Sehr geehrte Damen und Herren!


Regisseur Alfred Dorfer mit Florian Boesch und Cristina Pasaroiu. Foto: Anna Breit

Donnerstag Abend wäre die Premiere von Mozarts Le nozze di Figaro über die Bühne des Theaters an der Wien gegangen, aber wir haben eine gute Nachricht für Sie und unser Publikum:

Die Neuproduktion wird in den kommenden zwei Wochen bis zur Premierenreife geprobt und in Kooperation mit ORF III für eine TV-Übertragung am 29.11.2020 aufgezeichnet.

Wir hoffen natürlich sehr, dass wir Ihnen und unserem Publikum diese Mozart-Neuproduktion auch bald live im Theater an der Wien zeigen können und das noch in dieser Spielzeit.


Regisseur Alfred Dorfer mit Florian Boesch und Cristina Pasaroiu. Foto: Anna Breit

Gesamt proben und arbeiten zurzeit vier Produktionsteams und Ensembles (im Rahmen unserer Präventionskonzepte) im Theater an der Wien und in der Kammeroper.

Die Premiere der Barockoper GIASONE in der Kammeroper wurde auf den 02.12.2020 verschoben und die Premiere der neuen Kinder-Krimioper Figaro und die Detektiv*innen ist für den 19.12.2020 in Planung.

Seit dieser Woche haben auch die choreografischen Proben für die geplante Dezember-Produktion PLATÉE begonnen.
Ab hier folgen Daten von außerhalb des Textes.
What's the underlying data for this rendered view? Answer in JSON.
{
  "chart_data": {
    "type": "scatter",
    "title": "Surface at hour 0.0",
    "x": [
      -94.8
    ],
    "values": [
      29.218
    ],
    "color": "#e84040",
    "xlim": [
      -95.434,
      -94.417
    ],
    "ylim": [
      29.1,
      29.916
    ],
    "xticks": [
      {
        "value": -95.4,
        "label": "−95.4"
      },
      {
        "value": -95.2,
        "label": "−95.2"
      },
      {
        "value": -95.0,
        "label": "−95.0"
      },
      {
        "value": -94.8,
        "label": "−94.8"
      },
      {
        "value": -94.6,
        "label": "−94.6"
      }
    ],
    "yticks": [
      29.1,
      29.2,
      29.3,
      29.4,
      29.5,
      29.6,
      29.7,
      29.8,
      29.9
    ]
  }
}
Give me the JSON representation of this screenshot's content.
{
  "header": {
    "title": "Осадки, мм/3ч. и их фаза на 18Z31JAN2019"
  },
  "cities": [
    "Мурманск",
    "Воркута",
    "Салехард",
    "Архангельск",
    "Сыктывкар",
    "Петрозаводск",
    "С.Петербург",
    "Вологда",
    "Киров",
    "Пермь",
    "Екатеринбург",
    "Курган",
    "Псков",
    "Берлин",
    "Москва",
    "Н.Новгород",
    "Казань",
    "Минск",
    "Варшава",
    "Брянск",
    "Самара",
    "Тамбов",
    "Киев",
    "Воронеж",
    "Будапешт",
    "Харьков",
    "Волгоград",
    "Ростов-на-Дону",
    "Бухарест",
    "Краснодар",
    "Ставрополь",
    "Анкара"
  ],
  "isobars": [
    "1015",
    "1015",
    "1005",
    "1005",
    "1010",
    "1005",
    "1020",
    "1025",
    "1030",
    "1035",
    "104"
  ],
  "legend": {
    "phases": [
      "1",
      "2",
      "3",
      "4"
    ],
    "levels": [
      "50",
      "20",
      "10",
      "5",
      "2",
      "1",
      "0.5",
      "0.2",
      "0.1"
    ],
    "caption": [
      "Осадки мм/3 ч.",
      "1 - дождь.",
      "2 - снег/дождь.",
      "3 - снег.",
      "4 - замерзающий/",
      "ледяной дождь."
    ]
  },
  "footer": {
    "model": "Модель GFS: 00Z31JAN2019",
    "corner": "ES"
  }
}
Ich kann Ihnen berichten, dass sowohl die Künstlerensembles als auch die MitarbeiterInnen in den künstlerischen und technischen Abteilungen voller Energie und mit viel Motivation an den genannten Produktionen arbeiten.

Wir bleiben zuversichtlich und gehen jeden Tag mit den besten Kräften unserer Arbeit am und für das Musiktheater nach.

Bitte achten Sie weiterhin auf Ihre Gesundheit!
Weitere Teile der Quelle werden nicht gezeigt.